Tarighat and Singh offer these four tips for partnering with marketing.

Develop simple guidelines. Marketing is charged with protecting company brand. They don’t want to clean up reputational damage, intellectual property exposure, or similar liabilities any more than security does. While they may not know what personally identifiable information (PII) is right away, once explained, they’re not going to want their home addresses in the wrong hands either. Approach social media security as something that helps marketers protect themselves and do their jobs.

Avoid coming down too hard. While Singh suggests setting up “social media account safety and regular inspections,” this relationship comes with its own power balance. Marketing typically has a seat in the c-suite, whereas security may not, and the best policies in the world don’t mean anything if marketers don’t follow them.

“Marketing departments might be wary to give into infosec collaboration on social media if it becomes invasive or gets in the way of their creativity. Infosec teams have to treat marketers differently because they have more discretion on how they do their creative work than other departments with traditional workstations. Things like letting marketers choose their own MFA [multi-factor authentication] method is a great way to share that oversight,” says Tarighat.

Address BYOD concerns. Tarighat also recommends letting marketers use their own devices, something Singh staunchly disapproves, saying security should “ensure that company staff do not use company accounts on their mobile devices if not allowed by security teams,” claiming that BYOD “could lead to staff being targeted…and in some cases, shared passwords could lead to staff accounts being hacked.”

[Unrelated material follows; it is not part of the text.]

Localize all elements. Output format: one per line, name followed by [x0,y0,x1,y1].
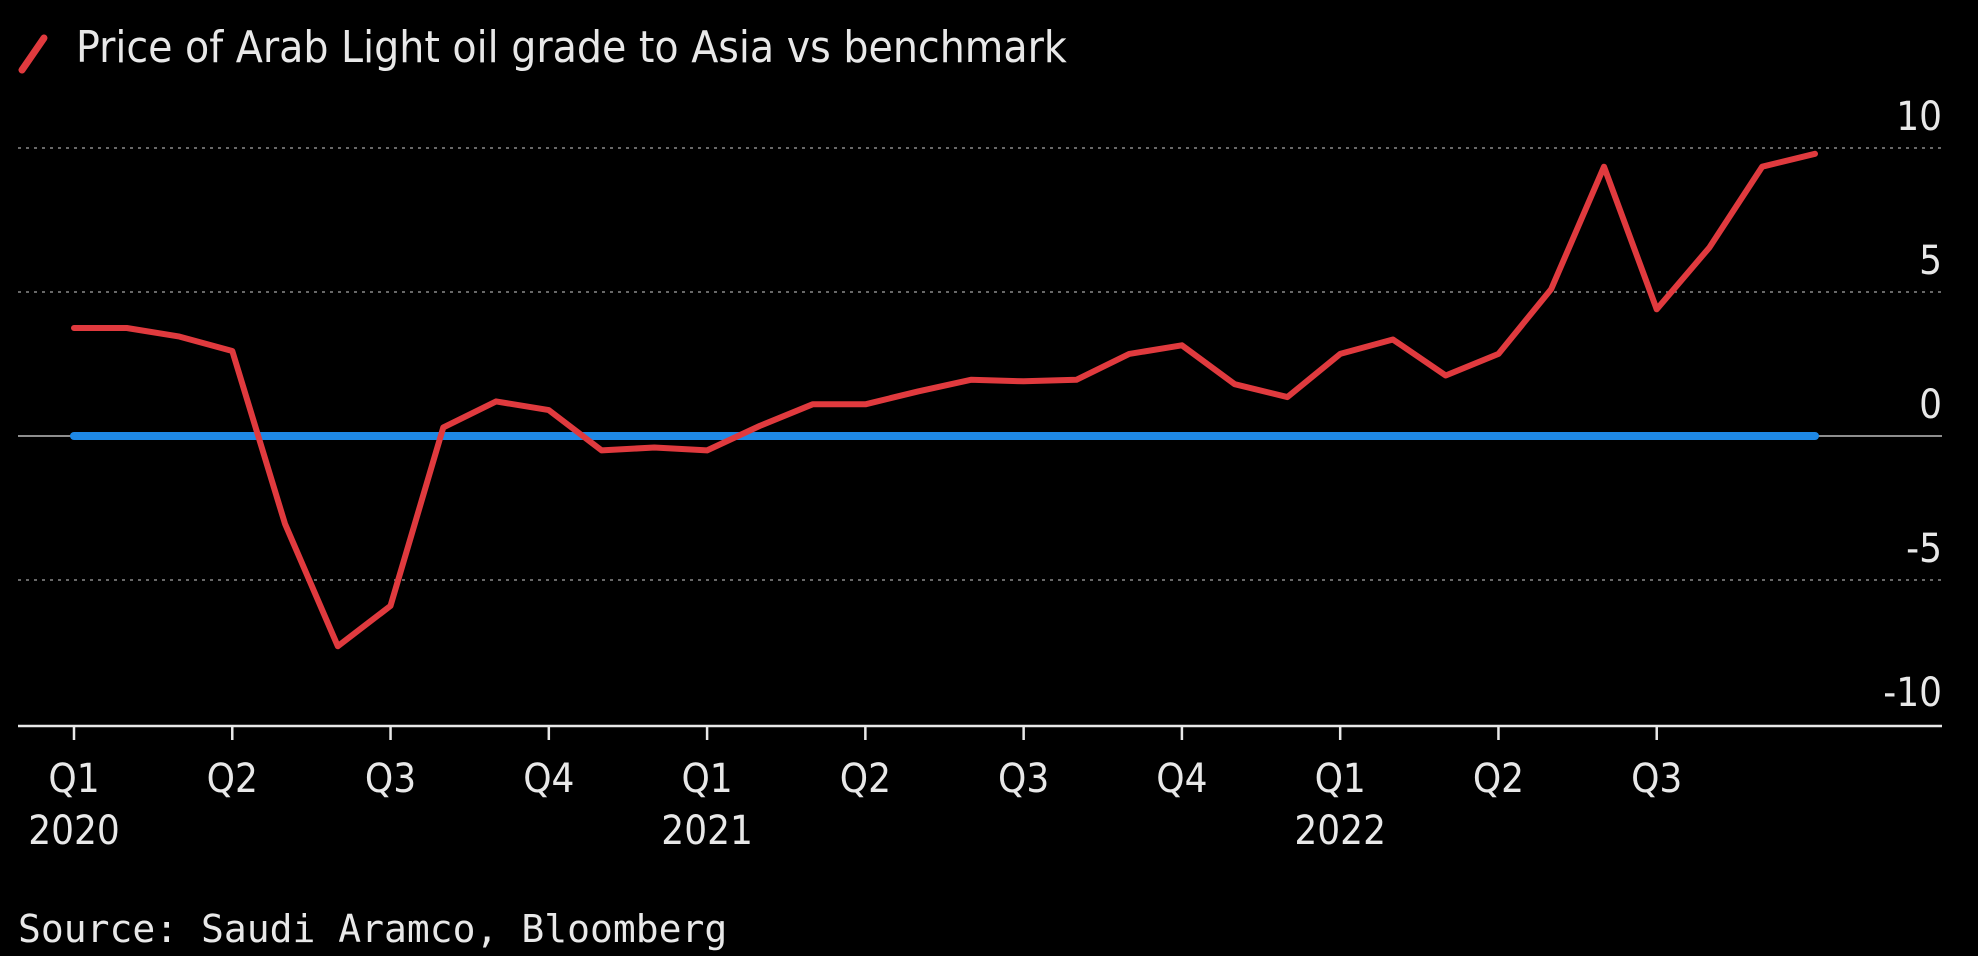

Push this guidance too hard, though, and the partnership may break. Tarighat says, “The most important aspect of social media infosec is BYOD devices. BYOD is already very popular, even more so for marketing departments”—something that was true even before marketers started working from home due to the pandemic. “Negotiating BYOD security isn’t easy because employees are hesitant to hand over full MDM [mobile device management] control to their employers. Alternatively, issuing company devices doesn’t help much as it can be costly and less efficient for employees,” he adds.

In other words, companies may be stuck with all those personal devices whether security likes it or not.

Try meeting in the middle. Ask marketers with Android phones to use enterprise work profile. Originally built into Android 5.0, Google updated the feature through operating system 11 last September. Tarighat says, “It allows for the creation of a complete, separate user that can be managed by a traditional MDM while keeping the personal profile totally separate.”

Tarighat also says security and marketing can create “a procedure to check devices and applications logged into the social media platform.” For example, when Twitter sends a new login alert, where does it go? If security can convince marketing to make them the recipient, you’ll know about breaches sooner and they’ll have less to do. “Security professionals should regularly check platforms for logins from unknown devices or places. Seeing unapproved devices or apps is either a sign of an attack or more likely that your infosec collaboration isn’t going well,” he adds.